Depois de contar a história da vidente, Ribeiro frisa que “um adepto verdadeiro da bruxaria ou da magia negra, que odiasse Tancredo Neves a esse ponto ou que tivesse sido contratado para tal trabalho, não teria acesso aos jardins do Riacho Fundo pelo tempo necessário para escavá-los, enterrar aquela coisa toda e refazer a superfície do gramado.
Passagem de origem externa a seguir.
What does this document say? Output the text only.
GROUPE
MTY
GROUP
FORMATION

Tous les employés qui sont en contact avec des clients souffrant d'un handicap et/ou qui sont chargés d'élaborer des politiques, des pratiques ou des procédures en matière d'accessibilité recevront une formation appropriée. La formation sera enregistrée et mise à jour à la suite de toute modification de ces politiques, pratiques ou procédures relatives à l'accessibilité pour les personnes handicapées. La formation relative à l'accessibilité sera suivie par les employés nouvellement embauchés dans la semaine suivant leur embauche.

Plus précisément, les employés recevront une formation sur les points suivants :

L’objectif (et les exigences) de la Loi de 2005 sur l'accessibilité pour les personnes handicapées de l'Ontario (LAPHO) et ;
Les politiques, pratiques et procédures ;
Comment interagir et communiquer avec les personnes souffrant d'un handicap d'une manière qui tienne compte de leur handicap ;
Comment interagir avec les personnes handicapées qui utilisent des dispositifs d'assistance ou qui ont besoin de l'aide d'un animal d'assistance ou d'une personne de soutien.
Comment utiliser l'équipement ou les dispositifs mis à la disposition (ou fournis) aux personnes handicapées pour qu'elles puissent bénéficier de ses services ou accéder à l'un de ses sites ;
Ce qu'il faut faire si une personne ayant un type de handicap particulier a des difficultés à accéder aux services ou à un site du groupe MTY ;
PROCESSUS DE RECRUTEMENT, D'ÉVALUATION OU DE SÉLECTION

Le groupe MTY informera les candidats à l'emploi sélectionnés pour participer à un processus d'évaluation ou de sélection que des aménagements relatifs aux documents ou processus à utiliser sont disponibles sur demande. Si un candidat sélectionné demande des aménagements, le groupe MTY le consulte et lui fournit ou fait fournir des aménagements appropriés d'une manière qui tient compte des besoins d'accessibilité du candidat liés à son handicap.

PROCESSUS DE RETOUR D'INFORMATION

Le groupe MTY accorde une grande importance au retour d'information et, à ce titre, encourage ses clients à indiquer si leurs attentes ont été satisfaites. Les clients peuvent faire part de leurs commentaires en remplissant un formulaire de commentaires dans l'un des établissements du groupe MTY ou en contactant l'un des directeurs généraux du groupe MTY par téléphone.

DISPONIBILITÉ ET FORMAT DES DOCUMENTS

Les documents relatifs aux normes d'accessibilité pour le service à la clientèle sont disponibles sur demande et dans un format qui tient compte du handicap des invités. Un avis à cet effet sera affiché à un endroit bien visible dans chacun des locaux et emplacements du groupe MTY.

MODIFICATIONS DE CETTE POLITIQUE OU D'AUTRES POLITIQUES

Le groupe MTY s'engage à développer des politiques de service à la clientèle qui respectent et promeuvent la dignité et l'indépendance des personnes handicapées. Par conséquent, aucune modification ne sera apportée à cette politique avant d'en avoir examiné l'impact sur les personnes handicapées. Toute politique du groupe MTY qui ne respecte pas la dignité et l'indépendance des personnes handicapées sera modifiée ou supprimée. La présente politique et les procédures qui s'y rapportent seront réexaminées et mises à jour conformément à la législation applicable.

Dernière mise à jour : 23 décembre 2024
Se tal raciocínio for aceito, a explicação que decorre imediatamente dele é que se tratava de uma falsa bruxaria, de uma falsa ação de magia negra — uma simulação produzida pelos mesmos agentes dos grupos radicais dos órgãos de segurança que antes haviam produzido episódios como o do pistoleiro boliviano de Goiânia, o caixote de cocos entregue na porta do avião de Tancredo em São Paulo, a tomada desplugada no avião em que viajaria o general Lêonidas e os bonequinhos espetados de lascas de bambu, um no apartamento onde Tancredo morara até a eleição e outro na Granja do Riacho Fundo, para onde ele se mudara depois de eleito”.

Qual era o objetivo? “Intimidar e chantagear, pela demonstração da vulnerabilidade, primeiro, do candidato e, depois, do próprio presidente eleito”, escreve Ribeiro.

Tancredo não foi assassinado. A Comissão de Sindicância do Conselho Regional de Medicina do Estado de São Paulo concluiu que Tancredo não foi envenenado. O presidente morreu provavelmente devido a erros médicos. No dia da primeira cirurgia, o principal cirurgião havia esquecidos os óculos em sua casa. Um grupo de médicos ficou no subsolo do Hospital de Base de Brasília e um grupo ficou noutra área, o que provocou discussão. Antes, fizeram um diagnóstico errado, avaliando que o político de 75 anos tinha apendicite, quando era um tumor benigno, um leiomioma. A cirurgia foi feita de maneira errada. O clima de mistério sobre a morte do político que “derrotou” a ditadura civil-militar beneficia sobretudo os médicos que o operaram. “O Caso Tancre­do Neves — O Paciente” (Cultura, 381 páginas), de Luís Mir, historiador e especialista em atendimento médico do trauma, não contém uma linha de sensacionalismo, mas deixa muito mal os médicos que “cuidaram” do paciente.